Pour qui ces ignobles entraves
Ces fers dès longtemps préparés ? (bis)
Français, pour nous, ah ! quel outrage
Quels transports il doit exciter ?
C'est nous qu'on ose méditer
De rendre à l'antique esclavage !

[Refrain]

[Couplet 3] :
Quoi ces cohortes étrangères !
Feraient la loi dans nos foyers !
Quoi ! ces phalanges mercenaires
Terrasseraient nos fils guerriers ! (bis)
Grand Dieu ! par des mains enchaînées
Nos fronts sous le joug se ploieraient
De vils despotes deviendraient
Les maîtres des destinées.

[Refrain]

[Couplet 4] :
Tremblez, tyrans et vous perfides
L'opprobre de tous les partis
Tremblez ! vos projets parricides
Vont enfin recevoir leurs prix ! (bis)
Tout est soldat pour vous combattre
S'ils tombent, nos jeunes héros
La France en produit de nouveaux,
Contre vous tout prêts à se battre.

[Refrain]

[Couplet 5] :
Français, en guerriers magnanimes
Portez ou retenez vos coups !
Épargnez ces tristes victimes
À regret s'armant contre nous (bis)
Mais ces despotes sanguinaires
Mais ces complices de Bouillé
Tous ces tigres qui, sans pitié
Déchirent le sein de leur mère !

[Refrain]

[Couplet 6] :
Amour sacré de la Patrie
Conduis, soutiens nos bras vengeurs
Liberté, Liberté chérie
Combats avec tes défenseurs ! (bis)
Sous nos drapeaux, que la victoire
Accoure à tes mâles accents
Que tes ennemis expirants
Voient ton triomphe et notre gloire !

Le 7ème, appelé « couplet des enfants » donc, est dû à l'abbé Antoine Pessonneaux, né à Lyon en janvier 1761 et ordonné prêtre en 1785.
description
Il officiera d'abord à l'église Saint-Maurice à Vienne.
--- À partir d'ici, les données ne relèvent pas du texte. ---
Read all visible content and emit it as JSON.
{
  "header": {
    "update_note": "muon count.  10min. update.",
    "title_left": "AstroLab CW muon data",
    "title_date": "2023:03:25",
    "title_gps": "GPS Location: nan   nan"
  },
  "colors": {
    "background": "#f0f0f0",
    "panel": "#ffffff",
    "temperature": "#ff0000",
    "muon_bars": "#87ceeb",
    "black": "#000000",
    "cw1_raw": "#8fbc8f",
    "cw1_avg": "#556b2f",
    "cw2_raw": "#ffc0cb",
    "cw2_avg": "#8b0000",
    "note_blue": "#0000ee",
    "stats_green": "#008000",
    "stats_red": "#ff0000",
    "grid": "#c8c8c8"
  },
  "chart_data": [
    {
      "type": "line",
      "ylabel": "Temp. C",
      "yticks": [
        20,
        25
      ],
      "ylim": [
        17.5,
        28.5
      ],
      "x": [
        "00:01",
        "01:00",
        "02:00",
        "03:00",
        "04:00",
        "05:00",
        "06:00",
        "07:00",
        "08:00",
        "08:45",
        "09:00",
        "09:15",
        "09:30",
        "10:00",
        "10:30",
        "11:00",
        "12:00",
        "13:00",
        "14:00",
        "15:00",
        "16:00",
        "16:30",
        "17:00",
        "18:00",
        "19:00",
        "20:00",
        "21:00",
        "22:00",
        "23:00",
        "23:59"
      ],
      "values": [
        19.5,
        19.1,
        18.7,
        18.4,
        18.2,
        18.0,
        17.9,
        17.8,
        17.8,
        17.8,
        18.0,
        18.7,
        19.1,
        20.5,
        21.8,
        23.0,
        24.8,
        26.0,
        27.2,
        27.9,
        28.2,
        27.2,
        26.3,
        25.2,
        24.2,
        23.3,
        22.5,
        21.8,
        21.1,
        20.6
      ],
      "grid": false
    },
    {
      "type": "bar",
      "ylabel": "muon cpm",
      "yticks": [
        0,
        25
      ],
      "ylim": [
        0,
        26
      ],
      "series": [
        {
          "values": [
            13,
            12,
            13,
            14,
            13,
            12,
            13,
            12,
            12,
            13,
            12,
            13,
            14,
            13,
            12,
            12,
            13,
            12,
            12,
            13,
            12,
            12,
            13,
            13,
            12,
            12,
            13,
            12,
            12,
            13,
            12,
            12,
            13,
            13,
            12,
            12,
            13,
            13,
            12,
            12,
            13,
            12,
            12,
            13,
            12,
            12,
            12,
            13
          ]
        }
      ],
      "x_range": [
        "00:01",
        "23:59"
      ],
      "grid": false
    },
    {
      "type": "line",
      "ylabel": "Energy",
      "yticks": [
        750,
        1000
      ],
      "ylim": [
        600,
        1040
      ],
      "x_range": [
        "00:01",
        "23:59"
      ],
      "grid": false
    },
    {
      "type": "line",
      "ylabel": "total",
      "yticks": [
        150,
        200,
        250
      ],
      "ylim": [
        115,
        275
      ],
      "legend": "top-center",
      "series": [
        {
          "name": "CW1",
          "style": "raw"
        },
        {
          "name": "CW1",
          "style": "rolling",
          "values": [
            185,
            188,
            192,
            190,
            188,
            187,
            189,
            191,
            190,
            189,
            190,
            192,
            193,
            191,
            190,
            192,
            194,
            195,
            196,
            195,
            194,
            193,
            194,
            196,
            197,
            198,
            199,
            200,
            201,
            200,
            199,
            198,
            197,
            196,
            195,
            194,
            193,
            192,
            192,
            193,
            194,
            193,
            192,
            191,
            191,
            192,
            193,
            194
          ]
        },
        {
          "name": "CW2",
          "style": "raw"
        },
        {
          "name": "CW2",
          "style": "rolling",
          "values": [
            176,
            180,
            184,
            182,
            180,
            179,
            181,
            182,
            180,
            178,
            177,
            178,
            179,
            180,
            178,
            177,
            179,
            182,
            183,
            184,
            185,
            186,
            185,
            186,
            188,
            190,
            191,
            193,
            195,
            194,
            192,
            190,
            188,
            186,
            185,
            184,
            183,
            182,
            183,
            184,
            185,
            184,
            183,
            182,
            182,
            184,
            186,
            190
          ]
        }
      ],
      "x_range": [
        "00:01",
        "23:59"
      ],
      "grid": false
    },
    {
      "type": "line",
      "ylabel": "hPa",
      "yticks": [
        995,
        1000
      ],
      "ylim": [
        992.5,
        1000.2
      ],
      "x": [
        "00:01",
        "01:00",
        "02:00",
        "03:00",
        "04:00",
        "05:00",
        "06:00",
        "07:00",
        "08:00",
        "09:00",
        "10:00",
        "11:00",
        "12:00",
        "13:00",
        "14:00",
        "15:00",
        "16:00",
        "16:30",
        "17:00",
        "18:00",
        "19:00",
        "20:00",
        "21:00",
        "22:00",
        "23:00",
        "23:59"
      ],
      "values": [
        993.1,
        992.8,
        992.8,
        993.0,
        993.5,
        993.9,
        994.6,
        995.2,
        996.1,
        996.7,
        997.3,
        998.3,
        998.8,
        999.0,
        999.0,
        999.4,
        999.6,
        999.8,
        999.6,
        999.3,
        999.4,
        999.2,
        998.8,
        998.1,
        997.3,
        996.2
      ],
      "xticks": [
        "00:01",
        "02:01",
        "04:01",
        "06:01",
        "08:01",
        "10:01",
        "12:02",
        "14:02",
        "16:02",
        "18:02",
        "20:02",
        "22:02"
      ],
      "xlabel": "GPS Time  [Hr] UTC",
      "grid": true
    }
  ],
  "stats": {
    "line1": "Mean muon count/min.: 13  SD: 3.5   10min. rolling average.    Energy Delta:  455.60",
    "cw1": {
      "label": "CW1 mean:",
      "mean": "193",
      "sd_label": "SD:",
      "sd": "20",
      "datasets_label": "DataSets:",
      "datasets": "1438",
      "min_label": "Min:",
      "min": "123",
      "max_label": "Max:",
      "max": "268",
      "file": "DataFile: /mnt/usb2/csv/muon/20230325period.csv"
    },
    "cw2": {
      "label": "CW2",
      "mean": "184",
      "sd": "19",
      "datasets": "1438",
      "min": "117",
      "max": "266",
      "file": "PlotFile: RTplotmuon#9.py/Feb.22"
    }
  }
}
En 1787, il devient professeur dans un collège de Vienne et conseiller d'arrondissement.
En 1792, les Marseillais font étape à Vienne en montant vers Paris un fête est célébrée pour eux, et ils chantent le « Chant de guerre de l'armée du Rhin ». Le brave abbé fait chanter par ses élèves un nouveau couplet de sa composition :

[Couplet 7 : Couplet des enfants] :
Nous entrerons dans la carrière
Quand nos aînés n'y seront plus
Nous y trouverons leur poussière
Et la trace de leurs vertus (bis)
Bien moins jaloux de leur survivre
Que de partager leur cercueil
Nous aurons le sublime orgueil
De les venger ou de les suivre !

Il ne pensait pas là entrer dans la postérité, mais juste participer à l'élan créatif du moment. Cependant, le couplet plut tant qu'il fut adopté par les troupes.
Les avis divergents quant à l'investissement politique du rédacteur. Certains l'accusent d'avoir défroqué, d'autres d'être devenu franc-maçon, assertion régulièrement portée à tout ce qui touche au religieux à cette époque, comme dans les années qui suivront.

Toujours est-il que le 12 nivôse de l'an II(1), sous la Terreur qui s'était pressentie dès la prise de la Bastille, alors qu'il est traduit devant le comité de salut public de Lyon, grand pourvoyeur d'innocents à l'échafaud, le citoyen Antoine Dorothée Pesseneau ne sait pas trop ce qu'on lui reproche. D'avoir trop embrassé les idées nouvelles ? ou bien pas assez ? ou encore d'avoir été ordonné prêtre ?
Toujours est-il que la sentence allant être néfastement rendue, il entend passer dans la rue de jeunes enfants chantant sa strophe. La larme à l'œil, il sollicite de pouvoir écouter une dernière fois ce chant et cette strophe qui lui est due.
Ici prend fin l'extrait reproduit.